En vóór het feest van het Pascha, toen Jezus wist dat Zijn uur gekomen was dat Hij uit deze wereld zou overgaan naar de Vader, heeft Hij de Zijnen, die in de wereld waren en die Hij liefgehad had, liefgehad tot het einde.
Toen dan de maaltijd plaatsvond en de duivel Judas Iskariot, de zoon van Simon, al in het hart gegeven had Hem te verraden,
stond Jezus, Die wist dat de Vader Hem alle dingen in handen gegeven had en dat Hij van God uitgegaan was en tot God heen ging,
op van de maaltijd, legde Zijn kleren af, nam een linnen doek en deed die om Zijn middel.
Daarna goot Hij water in de waskom en begon de voeten van de discipelen te wassen en af te drogen met de linnen doek die Hij om Zijn middel had.
Zo kwam Hij bij Simon Petrus en die zei tegen Hem: Heere, wilt Ú mij de voeten wassen?
Jezus antwoordde en zei tegen hem: Wat Ik doe, weet u nu niet, maar u zult het later inzien.
Petrus zei tegen Hem: U zult mijn voeten in der eeuwigheid niet wassen! Jezus antwoordde hem: Als Ik u niet was, hebt u geen deel met Mij.
Simon Petrus zei tegen Hem: Heere, niet alleen mijn voeten, maar ook mijn handen en mijn hoofd.

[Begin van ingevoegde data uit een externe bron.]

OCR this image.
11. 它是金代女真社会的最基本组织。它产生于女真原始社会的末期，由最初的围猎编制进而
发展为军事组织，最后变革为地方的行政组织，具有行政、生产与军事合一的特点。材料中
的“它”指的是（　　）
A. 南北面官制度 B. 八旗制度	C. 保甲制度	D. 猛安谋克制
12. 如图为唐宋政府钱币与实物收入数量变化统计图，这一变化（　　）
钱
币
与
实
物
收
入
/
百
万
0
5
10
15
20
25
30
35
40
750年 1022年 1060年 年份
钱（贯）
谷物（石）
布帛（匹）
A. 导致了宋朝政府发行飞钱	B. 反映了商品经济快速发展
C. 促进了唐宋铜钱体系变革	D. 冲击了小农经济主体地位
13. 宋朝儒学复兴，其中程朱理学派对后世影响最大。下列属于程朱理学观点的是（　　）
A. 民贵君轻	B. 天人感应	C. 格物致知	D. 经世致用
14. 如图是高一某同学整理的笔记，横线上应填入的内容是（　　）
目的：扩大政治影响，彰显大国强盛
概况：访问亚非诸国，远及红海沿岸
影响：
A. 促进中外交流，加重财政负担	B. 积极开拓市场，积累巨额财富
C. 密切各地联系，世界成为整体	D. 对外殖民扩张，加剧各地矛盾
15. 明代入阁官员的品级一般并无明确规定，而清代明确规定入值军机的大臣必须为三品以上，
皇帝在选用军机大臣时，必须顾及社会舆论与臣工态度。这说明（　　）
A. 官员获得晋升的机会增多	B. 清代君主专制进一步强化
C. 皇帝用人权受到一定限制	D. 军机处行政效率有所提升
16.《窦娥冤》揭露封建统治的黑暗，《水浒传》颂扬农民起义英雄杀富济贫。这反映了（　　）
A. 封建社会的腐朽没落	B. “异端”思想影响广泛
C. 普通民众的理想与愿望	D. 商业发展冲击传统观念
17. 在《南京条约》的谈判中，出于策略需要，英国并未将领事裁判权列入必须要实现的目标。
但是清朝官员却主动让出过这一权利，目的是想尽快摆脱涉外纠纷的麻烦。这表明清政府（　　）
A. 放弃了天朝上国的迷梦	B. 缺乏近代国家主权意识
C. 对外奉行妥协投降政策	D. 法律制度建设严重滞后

Jezus zei tegen hem: Wie gebaad heeft, heeft slechts nodig dat zijn voeten worden gewassen, want hij is al geheel rein. En u bent rein, maar niet allen.
Want Hij wist wie Hem verraden zou; daarom zei Hij: U bent niet allen rein.
Toen Hij dan hun voeten gewassen had en Zijn kleren weer had aangedaan, ging Hij weer aanliggen en zei tegen hen: Ziet u in wat Ik aan u gedaan heb?
U noemt Mij Meester en Heere, en u zegt het terecht, want Ik ben het.
Als Ik dan, de Heere en de Meester, uw voeten gewassen heb, moet ook u elkaars voeten wassen.
Want Ik heb u een voorbeeld gegeven, opdat ook u zult doen zoals Ik voor u heb gedaan.
Voorwaar, voorwaar, Ik zeg u: Een dienaar is niet meer dan zijn heer, en een gezant niet meer dan hij die hem gezonden heeft.
Als u deze dingen weet, zalig bent u als u ze doet.
Ik zeg dit niet van u allen; Ik weet wie Ik uitverkoren heb. Maar de Schrift moet vervuld worden: Wie Mijn brood eet, heeft zich tegen Mij gekeerd.
Nu al zeg Ik het u voordat het gebeurt, opdat wanneer het gebeurt, u zult geloven dat Ik het ben.
Voorwaar, voorwaar, Ik zeg u: als iemand hem ontvangt die Ik zal zenden, ontvangt hij Mij, en wie Mij ontvangt, ontvangt Hem Die Mij gezonden heeft.